The latencies are almost as low as they were before the workload increased. We did not increase the system costs by introducing additional hardware resources. We've only enabled automatic partitioning by the load, which allowed us to use the existing resources more efficiently.
Bucket name |
Latencies, ms |
Single overloaded data shard, |
Multiple data shards, |
1 |
0-1 |
2110 |
▲ 16961 |
2 |
1-2 |
5472 |
▲ 13147 |
4 |
2-4 |
16437 |
▼ 6041 |
8 |
4-8 |
9430 |
▼ 432 |
16 |
8-16 |
98.8 |
▼ 52.4 |
32 |
16-32 |
— |
▲ 0.578 |
Testbed
Topology
For this example, we used a YDB cluster consisting of three servers running Ubuntu 22.04 LTS. Each server runs one storage node and three database nodes belonging to the same database.
Hardware configuration
The servers are virtual machines with the following computing resources:
- Platform: Intel Broadwell
- Guaranteed vCPU performance: 100%
- vCPU: 28
- RAM: 32 GB
- Storage:
- 3 x 93 GB SSD per storage node
- 20 GB HDD for the operating system
Test
The load on the YDB cluster was generated using the ydb workload
CLI command. For more information, see Load testing.

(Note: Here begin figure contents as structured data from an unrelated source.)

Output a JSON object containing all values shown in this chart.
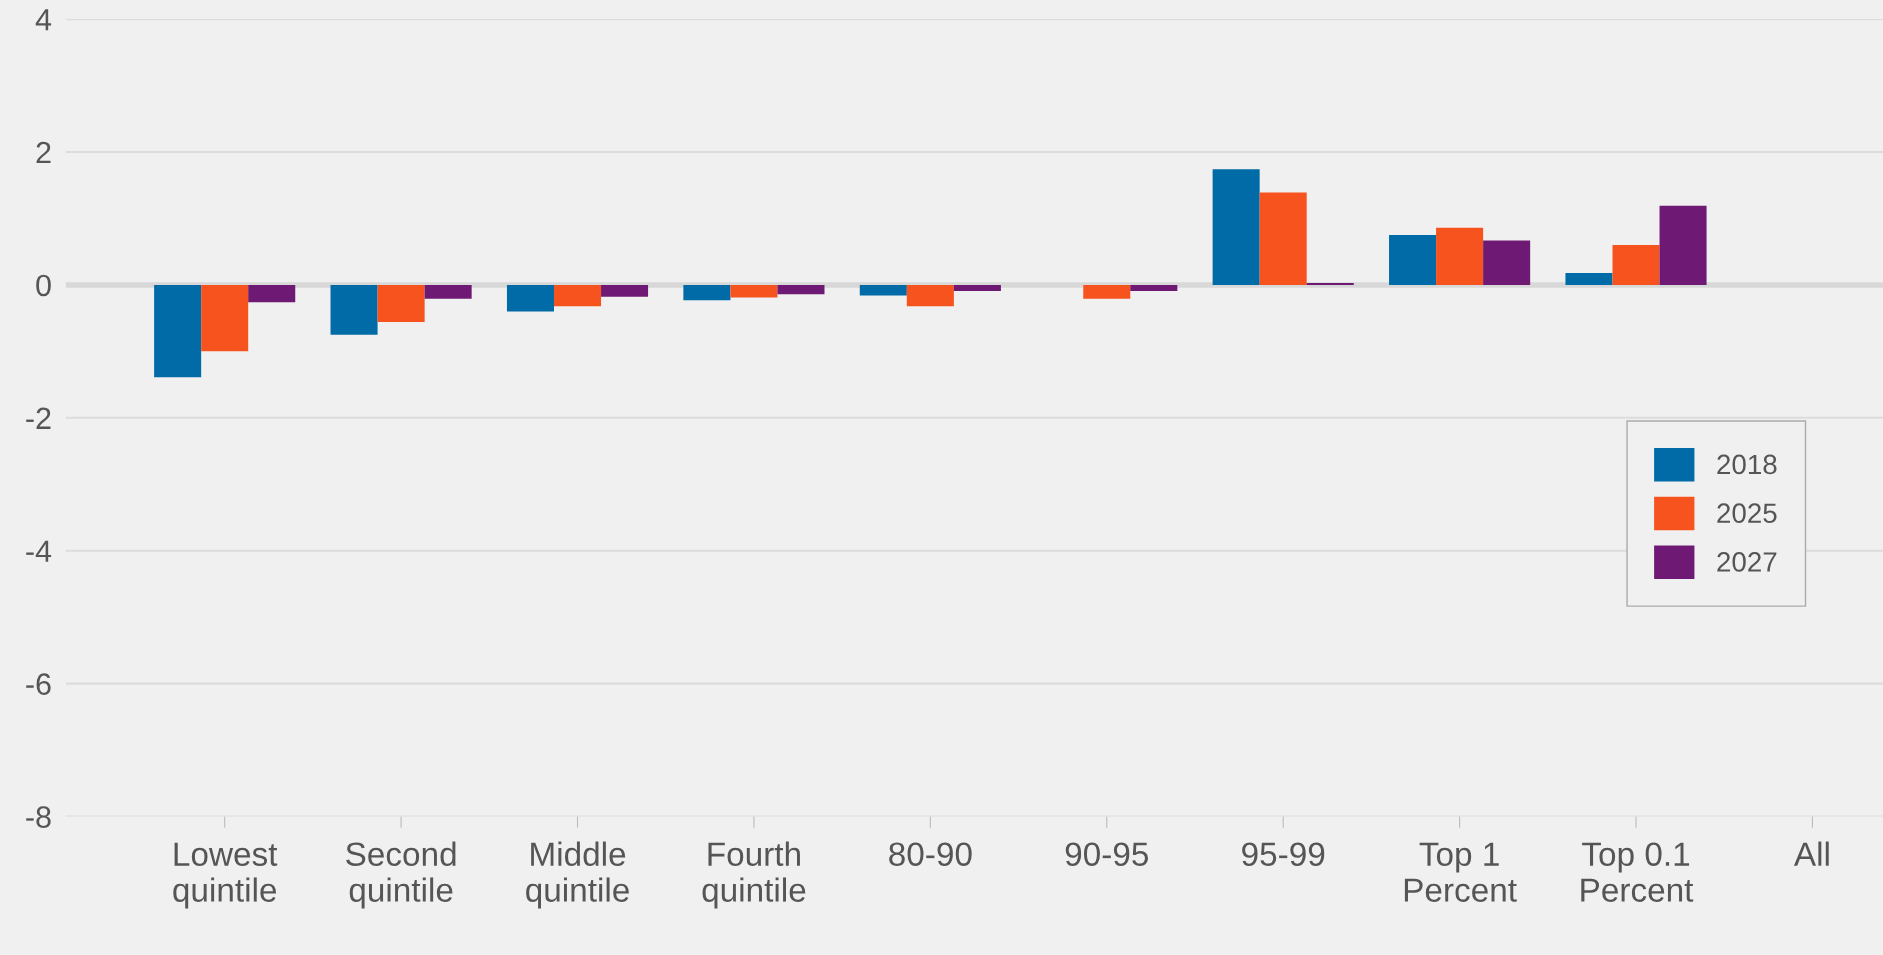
{
  "chart_data": {
    "type": "bar",
    "categories": [
      "Lowest\nquintile",
      "Second\nquintile",
      "Middle\nquintile",
      "Fourth\nquintile",
      "80-90",
      "90-95",
      "95-99",
      "Top 1\nPercent",
      "Top 0.1\nPercent",
      "All"
    ],
    "series": [
      {
        "name": "2018",
        "color": "#006ba6",
        "values": [
          -1.39,
          -0.75,
          -0.4,
          -0.23,
          -0.16,
          0,
          1.74,
          0.75,
          0.18,
          0
        ]
      },
      {
        "name": "2025",
        "color": "#f7531e",
        "values": [
          -1.0,
          -0.56,
          -0.32,
          -0.19,
          -0.32,
          -0.21,
          1.39,
          0.86,
          0.6,
          0
        ]
      },
      {
        "name": "2027",
        "color": "#6e1a74",
        "values": [
          -0.26,
          -0.21,
          -0.18,
          -0.14,
          -0.09,
          -0.09,
          0.03,
          0.67,
          1.19,
          0
        ]
      }
    ],
    "ylim": [
      -8,
      4
    ],
    "yticks": [
      -8,
      -6,
      -4,
      -2,
      0,
      2,
      4
    ],
    "grid": "y",
    "legend": "right"
  }
}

To reproduce the load, follow these steps:
-
Initialize the tables for the workload test:
ydb workload kv init --min-partitions 1 --auto-partition 0
We deliberately disable automatic partitioning for the created tables by using the
--min-partitions 1 --auto-partition 0
options. -
Emulate the standard workload on the YDB cluster:
ydb workload kv run select -s 600 -t 100
We ran a simple load type using a YDB database as a key-value storage. Specifically, we used the
select
load to create SELECT queries and retrieve rows based on an exact match of the primary key.The
-t 100
parameter is used to run the test in 100 threads. -
Overload the YDB cluster:
ydb workload kv run select -s 1200 -t 250
As soon as the first test ended, we ran the same load test in 250 threads to simulate the overload.